Perhaps I’m talking as a country girl who grew up in a town where everyone knew everyone else. Knew everyone else’s business too…but that came with the territory. At least you knew your neighbours, shop assistants, sporting heroes, professionals, business-men/women…all one big, if not entirely happy, family.

I often think about the changes that I’ve had to face in my 72 years:

When I was a kid, milk came straight from the cow…or we left out a billycan for the Milkman. The Baker arrived at the door each morning carrying a huge wicker basket full of enticing smells of the varieties just baked; not a plastic wrapper in sight.  Old Mr Singh the Indian Hawker pulled up in his huge horse-drawn covered wagon once every two months to tempt Mum with his supply of saucepans and tinkerish things and Mr Hill the Iceman cometh faithfully each day to fill our Ice-box with a huge block of ice (and chip off a little corner with his ice-pick as a treat for us kids).

Our old Buick took eight hours to reach Melbourne from Swan Hill – a journey that anyone in a half decent vehicle can do today in less than half the time and the train wasn’t all that much faster.

Of course there was no TV, so Reading was my choice of entertainment along with kicking the footy in the street, gathering wild Asparagus from the banks of the channel and playing sport. Every single thing on my shopping list after school was bought from a different shop in the Main Street and the reward was a full-to-the-brim milkshake in a huge metal container. What’s more it was paid in shillings and pence not dollars and cents.

YOU could swim for miles not kilometres and grow in inches not centimetres.

There were wirelesses - not radios, clunky old typewriters – not computers, telephones with cords and a voice asking for the number you required – not iPhones. 

These were glorious days of freedom in a country town where you could roam at will on your bike - never needing for a moment to be warned of ‘dangerous strangers’.

A safe and happy environment, indeed.

But now in a big city, I am blessed to have four children who care about me, teach me, at times tolerate me and sometimes let me win.  Embracing and accepting change is exciting and easy for me.

Is it that elderly people fear change, stubbornly resist it and don’t want to discard the familiar? Or is that they don’t know HOW to embrace it.  Do they have a patient visitor to show them how to use a computer or a TV remote?

 Is it that isolated, lonely people fear change and reject it or can they not afford to do anything about it and lack the knowledge to try?

How many people like that do we know in our cities?

Are we really reaching out to help them cope with change?

Are we really reaching out?



  1. Nancy, this is indeed a very deep thought devoted to how our lives have changed in the past decade or so. People were so "people" then simply because they had to come to you to sell or even to deliver your mails. Nowadays, the internet and email does almost everything you can think of, leaving behind people-to-people contact.

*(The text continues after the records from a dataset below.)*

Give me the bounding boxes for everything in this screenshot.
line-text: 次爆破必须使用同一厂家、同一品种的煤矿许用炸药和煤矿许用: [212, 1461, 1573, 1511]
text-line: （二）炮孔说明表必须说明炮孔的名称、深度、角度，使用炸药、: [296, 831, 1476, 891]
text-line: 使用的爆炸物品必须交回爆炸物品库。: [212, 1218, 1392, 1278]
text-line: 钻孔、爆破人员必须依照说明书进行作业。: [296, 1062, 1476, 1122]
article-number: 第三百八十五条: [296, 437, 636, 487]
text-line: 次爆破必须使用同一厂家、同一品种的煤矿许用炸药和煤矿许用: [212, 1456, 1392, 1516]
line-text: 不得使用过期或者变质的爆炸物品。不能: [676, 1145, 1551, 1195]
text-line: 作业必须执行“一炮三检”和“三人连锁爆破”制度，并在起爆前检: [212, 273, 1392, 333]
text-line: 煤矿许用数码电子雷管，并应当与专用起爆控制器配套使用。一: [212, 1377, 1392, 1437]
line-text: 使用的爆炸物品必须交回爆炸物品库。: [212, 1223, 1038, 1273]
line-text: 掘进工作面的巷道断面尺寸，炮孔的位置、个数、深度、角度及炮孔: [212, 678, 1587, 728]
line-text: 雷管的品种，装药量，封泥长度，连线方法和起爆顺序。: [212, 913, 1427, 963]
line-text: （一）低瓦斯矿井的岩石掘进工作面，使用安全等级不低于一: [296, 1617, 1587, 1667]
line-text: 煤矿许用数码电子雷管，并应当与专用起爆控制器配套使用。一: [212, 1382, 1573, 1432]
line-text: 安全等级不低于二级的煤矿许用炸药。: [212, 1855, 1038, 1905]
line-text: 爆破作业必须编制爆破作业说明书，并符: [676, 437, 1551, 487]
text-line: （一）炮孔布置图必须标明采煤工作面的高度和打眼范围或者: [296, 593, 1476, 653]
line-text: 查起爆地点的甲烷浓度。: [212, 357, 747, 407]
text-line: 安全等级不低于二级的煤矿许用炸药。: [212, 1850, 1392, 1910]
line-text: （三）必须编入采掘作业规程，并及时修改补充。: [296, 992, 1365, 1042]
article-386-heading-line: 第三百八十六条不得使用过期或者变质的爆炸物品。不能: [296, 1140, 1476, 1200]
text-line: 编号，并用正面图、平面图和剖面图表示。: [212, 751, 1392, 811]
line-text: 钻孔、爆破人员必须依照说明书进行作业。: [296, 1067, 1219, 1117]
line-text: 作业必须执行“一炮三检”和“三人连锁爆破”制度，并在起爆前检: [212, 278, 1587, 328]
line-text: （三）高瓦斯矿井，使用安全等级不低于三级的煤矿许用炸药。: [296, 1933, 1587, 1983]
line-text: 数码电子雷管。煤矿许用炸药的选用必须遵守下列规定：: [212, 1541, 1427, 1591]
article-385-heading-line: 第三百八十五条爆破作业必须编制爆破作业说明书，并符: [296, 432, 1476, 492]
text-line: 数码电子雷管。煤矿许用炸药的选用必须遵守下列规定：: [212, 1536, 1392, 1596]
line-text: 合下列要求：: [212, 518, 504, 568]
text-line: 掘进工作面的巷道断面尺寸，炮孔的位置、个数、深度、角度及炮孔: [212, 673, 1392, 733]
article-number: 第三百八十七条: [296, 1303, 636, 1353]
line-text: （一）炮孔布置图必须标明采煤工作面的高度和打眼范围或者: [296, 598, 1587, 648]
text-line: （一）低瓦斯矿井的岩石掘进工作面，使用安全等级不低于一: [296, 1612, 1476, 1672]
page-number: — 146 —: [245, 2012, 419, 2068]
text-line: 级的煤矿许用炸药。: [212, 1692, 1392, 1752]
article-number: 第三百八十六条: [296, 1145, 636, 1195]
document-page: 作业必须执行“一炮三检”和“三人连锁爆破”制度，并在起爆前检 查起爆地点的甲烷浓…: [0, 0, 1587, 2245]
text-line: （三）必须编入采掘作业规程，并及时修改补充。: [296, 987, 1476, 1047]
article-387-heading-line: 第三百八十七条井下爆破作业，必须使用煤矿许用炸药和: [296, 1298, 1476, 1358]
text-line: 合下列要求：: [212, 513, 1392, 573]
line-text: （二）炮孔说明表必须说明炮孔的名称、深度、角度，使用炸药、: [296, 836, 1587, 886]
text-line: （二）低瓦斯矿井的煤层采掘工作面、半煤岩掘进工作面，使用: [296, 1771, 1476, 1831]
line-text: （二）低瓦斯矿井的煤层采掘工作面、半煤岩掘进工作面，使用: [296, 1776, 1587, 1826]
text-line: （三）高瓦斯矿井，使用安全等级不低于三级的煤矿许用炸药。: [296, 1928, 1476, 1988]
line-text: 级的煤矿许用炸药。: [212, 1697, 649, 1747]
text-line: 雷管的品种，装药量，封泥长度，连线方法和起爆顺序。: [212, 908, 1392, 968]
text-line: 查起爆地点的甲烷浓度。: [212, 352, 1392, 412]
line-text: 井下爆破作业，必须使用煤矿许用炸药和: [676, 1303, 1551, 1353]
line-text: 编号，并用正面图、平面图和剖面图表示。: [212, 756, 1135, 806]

    As they say, change is the only constant. The challenge is how we, as a community, can change for the better.

    Thank you for sharing your thoughts. Certainly jolted a lot more memories of my childhood - similar to yours, but played by different characters.

  2. I do worry about isolated folk, Kerry...isolated by distance, family-rifts, culture, nuclear-family tendencies et al. Isolation is hard enough to cope with without accepting change as well...especially for the older ones.